The Cold War – 1990

The steel mill continued to dominate the neighborhood, but residents diversified, finding work in fishing, canneries, flour mills, Boeing, and other Seattle employers. Over the years, the tideflats were filled, and the port grew on the north side of Spokane Street, once considered a highway.

During World War II, the few Japanese-American families in Delridge went to internment camps, and temporary war-worker housing crowded the playfields and empty lots. An influx of workers from the Midwest and South changed the neighborhood’s demographics. By 1990, Filipinos, Koreans, Samoans, and African-Americans made up more than one-third of the population; the high incidence of home ownership during the 1950s declined and the number of renters increased.

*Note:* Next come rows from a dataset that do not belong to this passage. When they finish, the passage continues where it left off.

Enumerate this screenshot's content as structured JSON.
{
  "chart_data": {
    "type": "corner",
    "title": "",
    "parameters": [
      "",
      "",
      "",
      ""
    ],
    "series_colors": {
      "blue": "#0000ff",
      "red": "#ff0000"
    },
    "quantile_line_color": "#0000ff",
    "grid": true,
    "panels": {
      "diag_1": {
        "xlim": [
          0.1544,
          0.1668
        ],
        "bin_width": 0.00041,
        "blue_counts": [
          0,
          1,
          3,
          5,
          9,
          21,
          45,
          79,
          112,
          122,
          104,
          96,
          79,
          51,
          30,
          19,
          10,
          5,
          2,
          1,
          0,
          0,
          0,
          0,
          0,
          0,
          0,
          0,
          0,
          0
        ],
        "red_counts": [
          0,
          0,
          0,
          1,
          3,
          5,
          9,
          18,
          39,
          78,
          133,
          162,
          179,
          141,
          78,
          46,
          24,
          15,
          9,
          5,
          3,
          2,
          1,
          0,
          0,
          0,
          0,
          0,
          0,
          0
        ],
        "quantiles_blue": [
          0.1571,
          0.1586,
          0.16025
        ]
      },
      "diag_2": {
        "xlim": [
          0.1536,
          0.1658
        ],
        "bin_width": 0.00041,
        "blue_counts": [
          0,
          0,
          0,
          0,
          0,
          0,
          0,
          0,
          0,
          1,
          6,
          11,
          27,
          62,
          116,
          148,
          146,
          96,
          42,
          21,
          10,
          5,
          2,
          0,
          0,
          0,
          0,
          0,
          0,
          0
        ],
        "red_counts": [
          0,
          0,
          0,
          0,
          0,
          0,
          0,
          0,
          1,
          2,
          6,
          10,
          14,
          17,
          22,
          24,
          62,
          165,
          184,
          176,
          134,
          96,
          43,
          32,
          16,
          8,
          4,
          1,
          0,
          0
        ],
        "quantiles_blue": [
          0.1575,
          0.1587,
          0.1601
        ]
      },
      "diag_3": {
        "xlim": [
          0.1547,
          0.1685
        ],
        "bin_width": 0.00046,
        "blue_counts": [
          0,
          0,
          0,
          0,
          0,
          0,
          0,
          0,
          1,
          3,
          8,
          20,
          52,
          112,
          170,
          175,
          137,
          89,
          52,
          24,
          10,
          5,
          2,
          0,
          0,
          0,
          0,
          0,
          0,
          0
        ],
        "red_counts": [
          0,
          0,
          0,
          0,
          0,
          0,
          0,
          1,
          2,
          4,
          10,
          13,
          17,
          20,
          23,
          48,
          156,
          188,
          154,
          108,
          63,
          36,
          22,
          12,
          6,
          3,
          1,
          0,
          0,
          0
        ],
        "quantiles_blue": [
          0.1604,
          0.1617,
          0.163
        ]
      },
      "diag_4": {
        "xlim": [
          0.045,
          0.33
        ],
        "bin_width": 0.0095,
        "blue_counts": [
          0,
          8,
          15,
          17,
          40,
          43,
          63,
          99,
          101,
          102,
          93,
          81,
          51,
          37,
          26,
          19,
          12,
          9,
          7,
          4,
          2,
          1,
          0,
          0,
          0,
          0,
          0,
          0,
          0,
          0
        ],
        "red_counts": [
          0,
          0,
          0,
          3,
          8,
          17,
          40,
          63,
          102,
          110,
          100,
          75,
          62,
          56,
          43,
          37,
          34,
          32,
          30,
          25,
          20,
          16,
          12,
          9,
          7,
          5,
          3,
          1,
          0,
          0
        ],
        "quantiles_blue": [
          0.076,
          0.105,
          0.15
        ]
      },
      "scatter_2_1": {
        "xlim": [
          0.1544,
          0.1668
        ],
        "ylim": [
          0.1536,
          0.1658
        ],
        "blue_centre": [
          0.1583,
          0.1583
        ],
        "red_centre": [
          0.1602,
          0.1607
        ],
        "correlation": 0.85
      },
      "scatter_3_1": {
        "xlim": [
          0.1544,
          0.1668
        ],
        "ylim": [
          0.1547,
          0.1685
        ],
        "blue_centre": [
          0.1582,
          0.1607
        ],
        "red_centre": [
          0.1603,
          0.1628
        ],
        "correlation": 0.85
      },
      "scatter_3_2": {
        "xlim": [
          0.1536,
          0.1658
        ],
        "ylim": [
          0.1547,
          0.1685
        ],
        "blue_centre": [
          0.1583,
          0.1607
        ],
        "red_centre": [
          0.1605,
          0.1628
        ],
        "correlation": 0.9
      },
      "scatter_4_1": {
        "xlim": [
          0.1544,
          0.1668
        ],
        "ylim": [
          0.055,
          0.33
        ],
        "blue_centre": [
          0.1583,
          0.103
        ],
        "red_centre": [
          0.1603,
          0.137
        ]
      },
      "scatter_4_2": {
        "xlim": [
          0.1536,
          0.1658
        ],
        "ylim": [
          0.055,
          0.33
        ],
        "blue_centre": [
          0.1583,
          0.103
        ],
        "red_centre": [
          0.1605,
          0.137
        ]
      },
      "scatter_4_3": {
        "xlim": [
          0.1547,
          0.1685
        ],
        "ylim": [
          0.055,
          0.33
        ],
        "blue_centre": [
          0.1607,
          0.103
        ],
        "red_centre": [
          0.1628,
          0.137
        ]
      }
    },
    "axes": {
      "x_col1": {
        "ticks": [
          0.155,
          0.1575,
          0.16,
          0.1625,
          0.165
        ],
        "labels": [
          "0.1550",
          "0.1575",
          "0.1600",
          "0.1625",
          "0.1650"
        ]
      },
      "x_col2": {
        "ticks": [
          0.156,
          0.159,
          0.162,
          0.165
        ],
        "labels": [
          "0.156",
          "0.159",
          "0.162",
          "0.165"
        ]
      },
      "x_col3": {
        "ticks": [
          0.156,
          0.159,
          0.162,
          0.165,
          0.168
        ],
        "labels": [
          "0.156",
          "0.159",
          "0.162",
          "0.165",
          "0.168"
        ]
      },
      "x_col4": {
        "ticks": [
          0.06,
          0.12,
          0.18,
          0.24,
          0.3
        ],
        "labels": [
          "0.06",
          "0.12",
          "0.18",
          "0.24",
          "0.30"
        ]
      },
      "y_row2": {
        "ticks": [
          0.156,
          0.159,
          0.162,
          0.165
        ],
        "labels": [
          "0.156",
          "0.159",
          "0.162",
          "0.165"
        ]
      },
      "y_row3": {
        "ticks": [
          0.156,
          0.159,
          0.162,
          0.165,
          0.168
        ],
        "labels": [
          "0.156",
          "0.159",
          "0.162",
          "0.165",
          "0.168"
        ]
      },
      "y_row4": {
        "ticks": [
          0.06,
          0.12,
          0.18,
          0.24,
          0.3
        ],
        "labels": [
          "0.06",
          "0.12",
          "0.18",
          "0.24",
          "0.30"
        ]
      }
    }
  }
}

South Seattle Community College opened on the top of Puget Ridge in 1969. Traffic increased; larger businesses and office buildings crowded out neighborhood businesses. But over the years, the greenness of Delridge—its potential for landslides, periodic flooding, its ravines and creeks saved it from rapid development.

A ten-year effort, led by Seattle Public Utilities and Parks and Recreation, restored Longfellow Creek to health and blazed a heritage trail from Yancey Street south of the steel mill to a bog at Roxhill. In recent years, Delridge Neighborhoods Development Association has converted the old Cooper School to the Youngstown Cultural Arts Center, funded low-income housing, and envisioned a new Delridge Library integrated with housing and street-front space for small businesses and offices.

Throughout the years, Delridge has maintained its reputation as a boot strap community.